There are many times when your job may prevent you from grabbing something to eat at the “normal” times of the day.  For instance, first responders and emergency workers may be on the scene of an accident which happens right at lunchtime.  They can’t stop working to eat because their focus is on the incident.  This can mean that they have to quickly stop by a convenience store to grab something to eat when they can — which can quickly hurt the budget!

I previously asked this question on my Facebook page as one of my readers was asking for ideas for her spouse.  We had some GREAT ones shared by our readers!!!  Check these out:

1. Gift cards.  When it comes time to ask for gifts for any occasion, opt for gift cards for dining out.  This is a great idea for parents and friends  — and even your kids.  As you get older, you really want the things you need more often than not.  This is an easy way to do just that!!

2. Coupons / Entertainment Book.  We recently received an Entertainment Book.  This is FILLED with coupons to various restaurants, stores and more!  Many times, they are a buy one get one offer, so you could find a co-worker and split the cost of your meal – which helps you both!  You can pick up a book for just $21 shipped right now (a savings of 40% off of retail) — from Reader Julie.

3. Pack some snacks.  Pick up granola bars or other small items which you can place in your pocket or vehicle, so you can grab a quick bite when you are away.

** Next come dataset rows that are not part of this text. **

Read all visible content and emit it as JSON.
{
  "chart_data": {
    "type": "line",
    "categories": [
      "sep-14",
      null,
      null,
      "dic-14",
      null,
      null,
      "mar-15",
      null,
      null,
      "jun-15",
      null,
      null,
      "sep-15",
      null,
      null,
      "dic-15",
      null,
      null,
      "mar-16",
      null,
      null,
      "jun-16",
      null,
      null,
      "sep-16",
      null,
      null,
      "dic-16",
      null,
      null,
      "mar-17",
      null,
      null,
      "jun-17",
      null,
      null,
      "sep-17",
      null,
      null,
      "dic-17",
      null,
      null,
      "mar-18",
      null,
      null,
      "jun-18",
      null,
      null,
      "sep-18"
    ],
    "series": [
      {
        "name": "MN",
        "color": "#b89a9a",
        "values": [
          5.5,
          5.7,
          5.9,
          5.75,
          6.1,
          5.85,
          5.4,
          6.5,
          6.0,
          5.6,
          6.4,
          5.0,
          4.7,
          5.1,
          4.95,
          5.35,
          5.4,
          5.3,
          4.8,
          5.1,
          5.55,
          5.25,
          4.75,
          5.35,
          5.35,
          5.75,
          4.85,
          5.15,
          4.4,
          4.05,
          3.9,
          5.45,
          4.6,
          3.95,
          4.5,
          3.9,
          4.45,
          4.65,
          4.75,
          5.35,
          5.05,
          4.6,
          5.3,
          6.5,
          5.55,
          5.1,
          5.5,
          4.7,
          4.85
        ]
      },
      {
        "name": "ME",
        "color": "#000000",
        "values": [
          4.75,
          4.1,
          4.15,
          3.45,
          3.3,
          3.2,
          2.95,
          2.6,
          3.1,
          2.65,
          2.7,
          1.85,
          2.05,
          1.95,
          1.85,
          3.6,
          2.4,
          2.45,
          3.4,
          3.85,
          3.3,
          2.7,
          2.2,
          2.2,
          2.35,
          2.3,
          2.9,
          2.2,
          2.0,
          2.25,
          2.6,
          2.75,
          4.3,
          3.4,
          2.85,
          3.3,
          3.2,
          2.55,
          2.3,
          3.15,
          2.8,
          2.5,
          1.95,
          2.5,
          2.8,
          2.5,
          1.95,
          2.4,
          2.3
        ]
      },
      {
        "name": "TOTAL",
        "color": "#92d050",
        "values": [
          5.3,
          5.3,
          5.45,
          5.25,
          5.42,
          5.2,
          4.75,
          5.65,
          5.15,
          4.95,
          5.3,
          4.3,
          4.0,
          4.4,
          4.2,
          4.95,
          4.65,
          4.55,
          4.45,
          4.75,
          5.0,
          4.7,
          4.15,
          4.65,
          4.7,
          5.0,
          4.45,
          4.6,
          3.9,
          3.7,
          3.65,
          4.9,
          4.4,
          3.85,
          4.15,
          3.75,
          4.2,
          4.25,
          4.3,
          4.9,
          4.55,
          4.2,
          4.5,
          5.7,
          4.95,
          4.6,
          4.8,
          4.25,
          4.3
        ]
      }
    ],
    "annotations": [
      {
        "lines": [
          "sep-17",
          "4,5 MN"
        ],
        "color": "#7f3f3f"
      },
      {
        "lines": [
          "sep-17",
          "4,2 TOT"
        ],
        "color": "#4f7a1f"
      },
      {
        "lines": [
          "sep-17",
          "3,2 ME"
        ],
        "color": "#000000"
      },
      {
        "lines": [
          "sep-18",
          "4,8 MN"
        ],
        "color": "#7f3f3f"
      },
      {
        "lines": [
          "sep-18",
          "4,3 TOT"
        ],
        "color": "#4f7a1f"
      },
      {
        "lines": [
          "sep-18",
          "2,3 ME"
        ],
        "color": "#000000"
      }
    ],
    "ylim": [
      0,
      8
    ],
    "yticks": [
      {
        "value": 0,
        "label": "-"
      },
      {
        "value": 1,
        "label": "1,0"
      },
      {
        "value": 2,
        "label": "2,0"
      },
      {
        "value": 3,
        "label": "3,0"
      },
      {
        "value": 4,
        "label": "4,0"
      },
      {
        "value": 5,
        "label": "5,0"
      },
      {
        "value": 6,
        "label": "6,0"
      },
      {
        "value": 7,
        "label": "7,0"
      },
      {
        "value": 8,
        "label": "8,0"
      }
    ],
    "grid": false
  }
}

4. Invest in a vacuum sealer and make meals.  Reader Teresa had a great idea!  She recommends investing in a FoodSaver Vacuum Sealing System.  You can take left over meals and seal them.  Make sure they are small enough packages where they can fit into a travel mug.  Then, when you stop by a convenience store, just fill the mug with hot water, which will warm your meal.  Then, you can pull it out and have something to eat!!

5. Think quick meals.  Create items such as wraps.  Make them ahead of time and keep them in your refrigerator so you can grab and take them with you.  Great idea from fellow Law Enforcement Officer JulieAnn and her husband!!!